Em muitos casos, a pessoa insiste em dizer que “foi traída” como forma de sustentar uma posição de vítima e justificar agressões verbais constantes. Só que, se o relacionamento terminou e o ex iniciou outra relação depois de sair de casa e encerrar a convivência, insistir publicamente nessa acusação pode ultrapassar o desabafo: pode virar difamação, perseguição e, no ambiente familiar, até alienação parental — especialmente quando o comportamento respinga no filho.
O que acontece quando a raiva do ex é descarregada na criança
A criança não tem “estrutura” para suportar o peso emocional de um conflito de adultos. Quando um dos genitores despeja frustração, humilha o outro, pressiona o filho com comentários, indiretas ou tentativas de colocar a criança “contra” o pai/mãe, isso pode gerar:
ansiedade, culpa, confusão e medo;
queda no rendimento escolar;
sintomas emocionais e comportamentais (irritação, choro, isolamento);
rompimento de vínculo com o outro genitor por influência.

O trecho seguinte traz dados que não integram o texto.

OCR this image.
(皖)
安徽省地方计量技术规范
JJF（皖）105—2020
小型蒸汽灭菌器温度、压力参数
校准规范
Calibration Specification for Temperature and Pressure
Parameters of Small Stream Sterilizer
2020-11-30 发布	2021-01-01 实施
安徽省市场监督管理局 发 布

O ECA protege a integridade psíquica e moral da criança e determina que ela deve ser colocada a salvo de tratamento vexatório, constrangedor, aterrorizante ou violento.
Quando vira alienação parental
A Lei nº 12.318/2010 define alienação parental como a interferência na formação psicológica da criança para que repudie o genitor ou para prejudicar vínculo e convivência.
O próprio texto legal traz exemplos (como campanha de desqualificação do genitor, dificultar contato/convivência, omitir informações relevantes etc.).
Quando há indícios, o Judiciário pode aplicar medidas para proteger a criança e fazer cessar a conduta (advertências, ajustes na convivência e outras providências, conforme o caso).
E as falas contra o ex e a nova parceira: é calúnia? difamação? injúria?
No Brasil, os crimes contra a honra são:
Calúnia (art. 138, CP): imputar falsamente um crime a alguém.
Difamação (art. 139, CP): atribuir fato ofensivo à reputação (ex.: “ele traiu”, “ela é isso/ aquilo”, acusações que mancham a imagem).
Injúria (art. 140, CP): ofensa direta à dignidade/decoro (xingamentos).
Ponto importante: dizer “ele me traiu” geralmente não é calúnia, porque “traição” (no sentido conjugal) não é crime. Mas pode configurar difamação (se for feito de modo a atingir a reputação) e/ou injúria (se vier com xingamentos).
Se os ataques forem repetidos, em redes sociais, mensagens e perseguição constante, pode haver também discussão sobre perseguição (stalking), incluída no Código Penal pela Lei 14.132/2021.
E quando há prejuízo direto ao filho: o que fazer do ponto de vista de proteção
Se existe suspeita de maus-tratos (inclusive psicológicos) ou tratamento cruel/degradante, o ECA prevê comunicação e atuação da rede de proteção (como Conselho Tutelar). A Lei 13.010/2014 reforça a proteção contra tratamento cruel ou degradante e altera dispositivos do ECA.
Medidas práticas (sem exposição da criança):
Guardar provas: prints, áudios, links, testemunhas, datas.
Evitar discutir na frente do filho e registrar quando a criança é envolvida.
Procurar orientação jurídica para medidas na Vara de Família (convivência, guarda, proteção contra alienação parental).
Acionar a rede de proteção quando houver risco ao menor (Conselho Tutelar/MP, conforme a gravidade).
Conclusão
Ataques constantes ao ex e à nova parceira, somados ao uso do filho como “canal” de raiva e acusação, podem gerar consequências na esfera familiar (alienação parental e medidas protetivas à criança) e também na esfera cível/penal (difamação/injúria e outras hipóteses, dependendo do conteúdo e da reiteração).